Diversity Policy Chapter: The Code now reflects the transposition of the European directive on gender equality into the ZGD-1M amendment and introduces a new legal requirement. Companies subject to the first indent of Article 254.b of ZGD-1 must specify in their diversity policy whether they will aim for at least 40 % representation of the underrepresented gender on the supervisory board or at least 33 % representation of the underrepresented gender on the management and supervisory boards, including executive directors. If the company aims for at least 40 % representation of the underrepresented gender on the supervisory board, the diversity policy must also specify the intended representation among the members of management bodies and executive directors.

Sustainable Operation Chapter: The chapter is renamed to Sustainability Policy, with the terminology for “sustainability” now correctly referred to as “trajnostnost” (Sustainability) in Slovenian, including references to sustainability reports.

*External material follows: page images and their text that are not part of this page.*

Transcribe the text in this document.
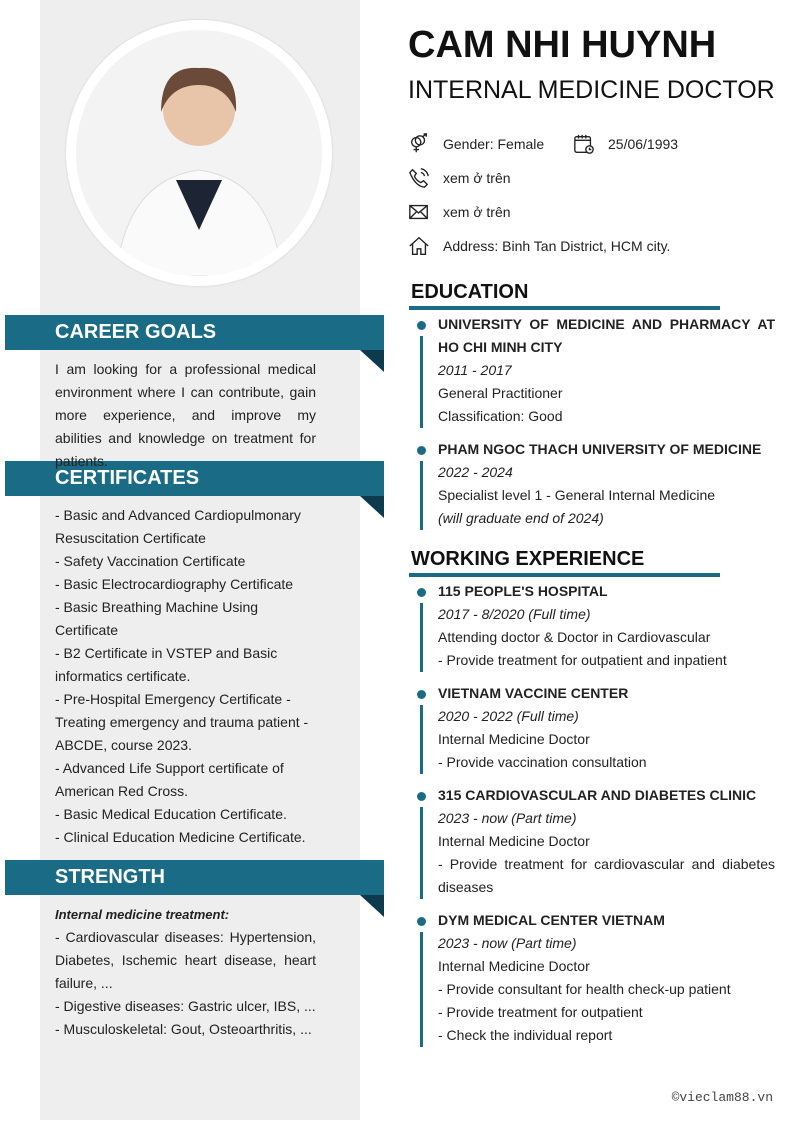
CAREER GOALS
I am looking for a professional medical environment where I can contribute, gain more experience, and improve my abilities and knowledge on treatment for patients.
CERTIFICATES
- Basic and Advanced Cardiopulmonary Resuscitation Certificate
- Safety Vaccination Certificate
- Basic Electrocardiography Certificate
- Basic Breathing Machine Using Certificate
- B2 Certificate in VSTEP and Basic informatics certificate.
- Pre-Hospital Emergency Certificate - Treating emergency and trauma patient - ABCDE, course 2023.
- Advanced Life Support certificate of American Red Cross.
- Basic Medical Education Certificate.
- Clinical Education Medicine Certificate.
STRENGTH
Internal medicine treatment:
- Cardiovascular diseases: Hypertension, Diabetes, Ischemic heart disease, heart failure, ...
- Digestive diseases: Gastric ulcer, IBS, ...
- Musculoskeletal: Gout, Osteoarthritis, ...
CAM NHI HUYNH
INTERNAL MEDICINE DOCTOR
Gender: Female	25/06/1993
xem ở trên
xem ở trên
Address: Binh Tan District, HCM city.
EDUCATION
UNIVERSITY OF MEDICINE AND PHARMACY AT HO CHI MINH CITY
2011 - 2017
General Practitioner
Classification: Good
PHAM NGOC THACH UNIVERSITY OF MEDICINE
2022 - 2024
Specialist level 1 - General Internal Medicine
(will graduate end of 2024)
WORKING EXPERIENCE
115 PEOPLE'S HOSPITAL
2017 - 8/2020 (Full time)
Attending doctor & Doctor in Cardiovascular
- Provide treatment for outpatient and inpatient
VIETNAM VACCINE CENTER
2020 - 2022 (Full time)
Internal Medicine Doctor
- Provide vaccination consultation
315 CARDIOVASCULAR AND DIABETES CLINIC
2023 - now (Part time)
Internal Medicine Doctor
- Provide treatment for cardiovascular and diabetes diseases
DYM MEDICAL CENTER VIETNAM
2023 - now (Part time)
Internal Medicine Doctor
- Provide consultant for health check-up patient
- Provide treatment for outpatient
- Check the individual report
©vieclam88.vn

Supervisory Board Chairman Chapter: To provide a comprehensive approach to the topic (including the appointment of the chairpersons of audit, nomination, or remuneration committees), the Code emphasizes the legal requirement that the chairman of the supervisory board must be appointed from among the capital representatives on the board. A new recommendation has been added to regulate interactions between the company’s management and the supervisory board chairman outside of board meetings. The chairman should maintain regular communication with the management outside board meetings, and it is important that the management keeps the chairman informed about matters related to company oversight.

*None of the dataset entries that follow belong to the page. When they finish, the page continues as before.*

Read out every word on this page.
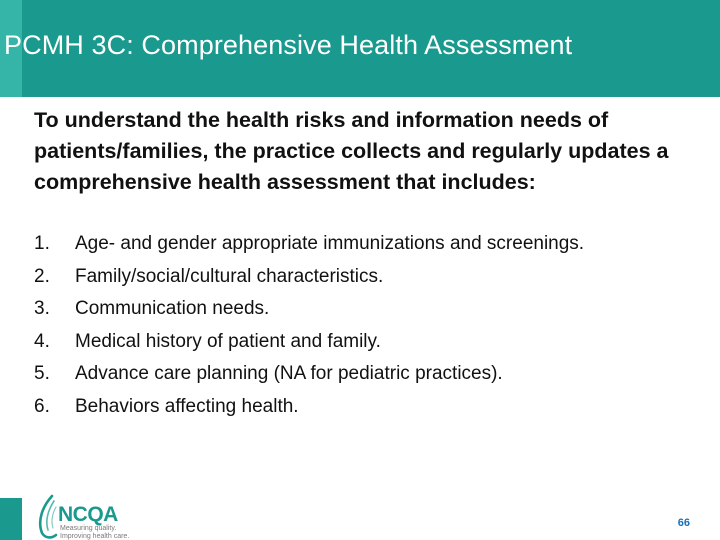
PCMH 3C: Comprehensive Health Assessment

To understand the health risks and information needs of patients/families, the practice collects and regularly updates a comprehensive health assessment that includes:

1. Age- and gender appropriate immunizations and screenings.
2. Family/social/cultural characteristics.
3. Communication needs.
4. Medical history of patient and family.
5. Advance care planning (NA for pediatric practices).
6. Behaviors affecting health.
NCQA
Measuring quality.
Improving health care.
66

Appendix A: Supervisory Board Committees: Changes to the provisions of the Code strengthen the independence of the audit committee chair. The recommendation, already in place for the chair of the nomination committee, stipulates that the chair should not be a former management board member of the company for at least three years after stepping down from that role. For the chairs of the audit, nomination, or remuneration committees, the Code introduces a new recommendation that these chairs should be elected from the capital representatives on the supervisory board. This mirrors the mandatory legal requirement for the supervisory board chairman. While this is common practice, the Code clearly defines this, addressing the issue of appointing committee chairs comprehensively as an autonomous legal source.